Run the lint and the autofix from the command line over a captured tools/list snapshot:

mcptest schema-lint tools.json                 # report findings, exit 1 if any
mcptest schema-lint tools.json --fix           # print the tightened catalog
mcptest schema-lint tools.json --fix --write   # tighten the snapshot in place

mcptest schema-lint is the standalone surface; the same lint also runs inside a suite's tool_quality: check. See the CLI reference for every flag. (This is distinct from mcptest lint, which scans suites for deprecated MCP features.)

The autofix

The lint ships a mechanical fix. Given an under-constrained schema it returns a tightened copy that sets additionalProperties: false and adds a required list of every declared property, applied recursively to nested object schemas. It deliberately does not invent a type, a maxLength, or a maxItems, since the right value is the author's to choose, so SCH-003 and SCH-004 stay findings rather than guesses. The examples/tool-schema-lint directory pins a loose schema and its tightened output together with a byte-for-byte test.
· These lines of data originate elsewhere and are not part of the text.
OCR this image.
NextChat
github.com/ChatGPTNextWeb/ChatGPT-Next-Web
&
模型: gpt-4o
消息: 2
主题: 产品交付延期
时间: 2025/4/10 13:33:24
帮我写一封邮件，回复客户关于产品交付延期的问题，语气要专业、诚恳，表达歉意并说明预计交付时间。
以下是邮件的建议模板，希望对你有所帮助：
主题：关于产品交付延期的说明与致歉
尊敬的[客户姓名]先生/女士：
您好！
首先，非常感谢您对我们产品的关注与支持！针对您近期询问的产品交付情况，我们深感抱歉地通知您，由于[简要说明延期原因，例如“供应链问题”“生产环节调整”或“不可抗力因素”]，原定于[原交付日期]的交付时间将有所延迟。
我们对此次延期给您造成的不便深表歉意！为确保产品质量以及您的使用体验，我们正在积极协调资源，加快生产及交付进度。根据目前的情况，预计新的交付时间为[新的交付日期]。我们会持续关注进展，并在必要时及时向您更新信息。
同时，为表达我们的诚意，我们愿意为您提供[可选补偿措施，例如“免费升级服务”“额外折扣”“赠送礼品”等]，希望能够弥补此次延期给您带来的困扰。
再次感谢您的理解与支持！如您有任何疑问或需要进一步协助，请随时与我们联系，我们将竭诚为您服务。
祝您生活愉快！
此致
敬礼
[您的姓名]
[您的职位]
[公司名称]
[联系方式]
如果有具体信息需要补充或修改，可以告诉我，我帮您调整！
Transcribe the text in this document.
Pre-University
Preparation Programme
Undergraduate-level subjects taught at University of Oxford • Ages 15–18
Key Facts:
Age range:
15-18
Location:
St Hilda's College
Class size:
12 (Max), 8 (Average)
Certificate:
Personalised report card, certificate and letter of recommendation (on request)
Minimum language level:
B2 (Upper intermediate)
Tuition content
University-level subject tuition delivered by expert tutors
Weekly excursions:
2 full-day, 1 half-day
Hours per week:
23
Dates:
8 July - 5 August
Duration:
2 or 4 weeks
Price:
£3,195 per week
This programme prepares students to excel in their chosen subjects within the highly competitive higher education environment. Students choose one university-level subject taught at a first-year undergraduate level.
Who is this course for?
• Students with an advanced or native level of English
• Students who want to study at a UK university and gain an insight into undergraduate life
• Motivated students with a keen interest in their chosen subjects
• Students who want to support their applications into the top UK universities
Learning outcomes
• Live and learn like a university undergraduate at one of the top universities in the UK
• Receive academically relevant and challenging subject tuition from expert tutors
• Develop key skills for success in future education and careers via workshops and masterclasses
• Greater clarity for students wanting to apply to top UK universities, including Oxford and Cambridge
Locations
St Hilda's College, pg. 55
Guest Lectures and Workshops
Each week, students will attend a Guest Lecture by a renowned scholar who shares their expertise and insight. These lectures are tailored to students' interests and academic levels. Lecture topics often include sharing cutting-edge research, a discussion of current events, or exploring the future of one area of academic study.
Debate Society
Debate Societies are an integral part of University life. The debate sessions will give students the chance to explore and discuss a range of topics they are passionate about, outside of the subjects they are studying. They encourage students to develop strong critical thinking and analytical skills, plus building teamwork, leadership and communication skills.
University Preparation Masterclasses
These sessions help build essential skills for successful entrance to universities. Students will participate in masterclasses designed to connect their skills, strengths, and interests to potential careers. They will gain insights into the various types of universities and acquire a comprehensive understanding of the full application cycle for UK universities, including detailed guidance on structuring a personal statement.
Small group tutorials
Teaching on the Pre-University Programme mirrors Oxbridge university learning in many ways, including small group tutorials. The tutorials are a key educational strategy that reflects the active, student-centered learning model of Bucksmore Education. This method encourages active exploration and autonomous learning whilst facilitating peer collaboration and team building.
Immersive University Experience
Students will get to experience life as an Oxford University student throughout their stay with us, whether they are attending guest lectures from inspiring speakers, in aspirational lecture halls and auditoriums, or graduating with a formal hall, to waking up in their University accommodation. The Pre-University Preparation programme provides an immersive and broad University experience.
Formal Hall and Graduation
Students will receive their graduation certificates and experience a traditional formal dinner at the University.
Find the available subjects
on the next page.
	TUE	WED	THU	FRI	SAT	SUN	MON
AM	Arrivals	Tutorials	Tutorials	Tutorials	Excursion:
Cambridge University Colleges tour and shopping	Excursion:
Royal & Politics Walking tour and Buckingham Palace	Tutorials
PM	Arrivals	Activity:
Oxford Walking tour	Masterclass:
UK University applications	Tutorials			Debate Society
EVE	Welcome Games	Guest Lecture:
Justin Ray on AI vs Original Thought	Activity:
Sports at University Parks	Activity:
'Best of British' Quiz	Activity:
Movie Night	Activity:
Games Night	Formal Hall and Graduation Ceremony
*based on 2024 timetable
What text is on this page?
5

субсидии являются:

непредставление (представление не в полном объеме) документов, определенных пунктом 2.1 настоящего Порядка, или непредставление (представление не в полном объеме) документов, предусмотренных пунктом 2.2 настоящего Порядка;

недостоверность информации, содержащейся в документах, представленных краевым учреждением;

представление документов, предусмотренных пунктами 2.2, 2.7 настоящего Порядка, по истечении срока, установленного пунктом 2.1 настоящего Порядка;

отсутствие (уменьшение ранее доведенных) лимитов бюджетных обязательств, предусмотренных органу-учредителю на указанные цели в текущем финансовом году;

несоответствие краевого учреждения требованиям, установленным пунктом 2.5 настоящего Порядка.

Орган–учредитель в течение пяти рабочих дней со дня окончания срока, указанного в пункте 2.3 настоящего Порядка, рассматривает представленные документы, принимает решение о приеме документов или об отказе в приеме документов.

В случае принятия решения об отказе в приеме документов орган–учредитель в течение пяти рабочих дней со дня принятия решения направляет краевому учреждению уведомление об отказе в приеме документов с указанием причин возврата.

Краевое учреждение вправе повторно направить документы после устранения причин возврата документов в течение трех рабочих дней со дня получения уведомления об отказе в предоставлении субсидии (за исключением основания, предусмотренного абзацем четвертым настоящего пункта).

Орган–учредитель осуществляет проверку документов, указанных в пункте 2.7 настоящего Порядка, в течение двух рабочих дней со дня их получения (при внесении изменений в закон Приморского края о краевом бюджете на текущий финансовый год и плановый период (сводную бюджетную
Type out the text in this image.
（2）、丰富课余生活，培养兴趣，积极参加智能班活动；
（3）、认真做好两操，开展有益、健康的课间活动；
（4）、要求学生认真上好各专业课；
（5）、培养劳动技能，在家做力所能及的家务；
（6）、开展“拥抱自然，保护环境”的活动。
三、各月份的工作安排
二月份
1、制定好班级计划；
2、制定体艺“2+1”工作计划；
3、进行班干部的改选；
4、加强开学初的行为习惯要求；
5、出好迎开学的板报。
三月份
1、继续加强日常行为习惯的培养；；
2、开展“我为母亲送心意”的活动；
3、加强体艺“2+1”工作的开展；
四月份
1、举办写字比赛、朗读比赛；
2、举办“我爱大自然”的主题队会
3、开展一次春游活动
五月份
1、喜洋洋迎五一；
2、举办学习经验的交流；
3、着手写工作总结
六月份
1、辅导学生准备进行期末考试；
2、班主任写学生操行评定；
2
The lint is structural: it checks that a schema constrains its inputs, not that the constraints are semantically right. A maxLength of one million still passes SCH-004. Pair it with the fuzzer, which exercises the actual runtime handling the schema describes.

Tool-edge coverage

Status: implemented behind the preview schema flag.

End-to-end task success hides whether a declared access rule was actually exercised. An agent can pass its task and still have called a tool it was never supposed to touch, or never have exercised the tool you most wanted covered. Testing Agentic Workflows with Structural Coverage Criteria (Kahani, Bagherzadeh, 2026, arXiv:2605.26521) derives coverage obligations over the workflow's tool edges. The tool_edges: gate brings that to an agent test: it folds the run trace against a declared edge set into three deterministic numbers, with no model in the scoring.

The edges

In a suite

The gate lives on an agent entry in mcptest.yaml and exposes four targets, each usable in expect: with the standard matcher::

TargetMeaning
edges.allowed_pctPercent of allowed edges exercised.
edges.restricted_attemptsCount of calls to a restricted tool.
edges.delegation_pctPercent of delegation edges observed.
edges.gate_passed1 when no restricted tool was called, 0 otherwise.
agents:
  - name: triage agent stays within its allowed tools
    model: claude-sonnet-4-5
    servers: [repo]
    prompt: Find the open issues and summarize them.
    tool_edges:
      allowed: [search, summarize]
      restricted: [delete_repo, force_push]
      delegation: [{ from: planner, to: worker }]
      expect:
        - target: edges.restricted_attempts
          matcher: { schema: { maximum: 0 } }
        - target: edges.allowed_pct
          matcher: { schema: { minimum: 80 } }

Omit expect: to apply the default gate, which fails on any call to a restricted tool (edges.restricted_attempts <= 0). A restricted-edge attempt is also a security signal: a destructive tool the agent was told to avoid but reached for anyway. Run the whole suite with mcptest run --config mcptest.yaml.

The gate checks that the run stayed inside its declared edges, not that the declared edges are the right ones. It is structural coverage, not correctness. Pair it with ordinary agent assertions on the final answer, and with the narrative-vs-trace check so the agent's story matches the calls the coverage counted.